EL SPD TEME LOS EFECTOS SECUNDARIOS DE LA ‘GROKO’

En los últimos años, el destino de Europa ha estado demasiadas veces en manos de los 16 jueces del Constitucional alemán; esta vez el protagonismo es para los 460.000 militantes del SPD. Han sido cinco meses de negociaciones maratonianas, de fracasos y acuerdos in extremis entre los socialdemócratas y el bloque conservador que lidera Merkel. Pero el pacto de gran coalición que conlleva un enorme coste político. Es un acuerdo a regañadientes que ninguna parte dice querer —aunque los socialdemócratas se llevan ministerios clave, empezando por Finanzas—, un matrimonio forzado tras el fracaso de la negociación entre conservadores, verdes y liberales. “Nadie quiere esta coalición, pero nadie ve muchas más alternativas”, explican fuentes del SPD.

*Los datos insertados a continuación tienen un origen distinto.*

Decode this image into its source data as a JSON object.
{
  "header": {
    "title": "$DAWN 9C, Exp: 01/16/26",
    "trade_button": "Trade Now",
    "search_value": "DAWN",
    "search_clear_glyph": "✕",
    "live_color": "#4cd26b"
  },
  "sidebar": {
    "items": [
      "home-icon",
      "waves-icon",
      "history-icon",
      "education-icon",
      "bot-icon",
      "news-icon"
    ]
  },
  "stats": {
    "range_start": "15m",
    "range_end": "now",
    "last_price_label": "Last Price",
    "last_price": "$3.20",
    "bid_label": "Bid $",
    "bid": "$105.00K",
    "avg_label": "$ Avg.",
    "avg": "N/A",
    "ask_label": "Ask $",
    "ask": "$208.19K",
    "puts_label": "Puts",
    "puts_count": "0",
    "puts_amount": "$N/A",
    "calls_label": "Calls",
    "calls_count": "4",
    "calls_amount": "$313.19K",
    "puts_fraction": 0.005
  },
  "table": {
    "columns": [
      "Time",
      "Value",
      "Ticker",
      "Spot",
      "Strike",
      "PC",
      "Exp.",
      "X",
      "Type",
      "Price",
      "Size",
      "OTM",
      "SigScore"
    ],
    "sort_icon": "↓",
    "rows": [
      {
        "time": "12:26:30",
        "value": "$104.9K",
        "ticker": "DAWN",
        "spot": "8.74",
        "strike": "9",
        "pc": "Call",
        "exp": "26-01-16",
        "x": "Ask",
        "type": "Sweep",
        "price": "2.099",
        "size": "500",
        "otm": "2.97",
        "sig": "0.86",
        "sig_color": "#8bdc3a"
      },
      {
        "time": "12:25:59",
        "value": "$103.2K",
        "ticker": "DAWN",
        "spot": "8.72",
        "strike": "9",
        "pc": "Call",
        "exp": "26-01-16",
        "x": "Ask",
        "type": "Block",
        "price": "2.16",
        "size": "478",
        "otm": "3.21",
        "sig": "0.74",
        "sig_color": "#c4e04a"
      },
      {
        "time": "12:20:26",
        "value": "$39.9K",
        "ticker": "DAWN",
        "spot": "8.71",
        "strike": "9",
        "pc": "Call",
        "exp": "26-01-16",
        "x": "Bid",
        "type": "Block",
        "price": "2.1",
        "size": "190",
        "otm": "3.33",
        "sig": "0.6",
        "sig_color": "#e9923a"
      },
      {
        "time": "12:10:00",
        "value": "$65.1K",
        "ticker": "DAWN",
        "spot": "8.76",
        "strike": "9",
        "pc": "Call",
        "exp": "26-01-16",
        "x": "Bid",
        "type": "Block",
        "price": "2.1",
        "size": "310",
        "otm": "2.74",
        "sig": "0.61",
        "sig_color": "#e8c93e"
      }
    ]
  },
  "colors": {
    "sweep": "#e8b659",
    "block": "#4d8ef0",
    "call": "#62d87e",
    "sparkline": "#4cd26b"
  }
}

Esa ausencia de deseo mutuo implica que por mucho que triunfe el  la gran coalición puede nacer coja, con poca tracción. Se le augura una vida corta: dos años como máximo.
El resultado del referéndum era ayer todavía impredecible. Las últimas encuestas dan mayorías en el entorno del 60%, pero el perfil de los afiliados dificulta las predicciones. Abundan los mayores, con pocas ganas de nuevos experimentos, pero también hay 70.000 Jusos, el ala joven y más combativa que se opone a la GroKo, además de 25.000 nuevos afiliados, la mayoría de ellos muy críticos. “El dilema es enorme. Tácticamente hay que decir que sí, pero estratégicamente es un desastre”, sostiene Michael Bröning, investigador de la Friedrich-Ebert-Stiftung, próxima al SPD. AL cabo, ocho años de gran coalición ha provocado una enorme erosión electoral en un partido que los alemanes son cada vez menos capaces de distinguir de centro-derecha.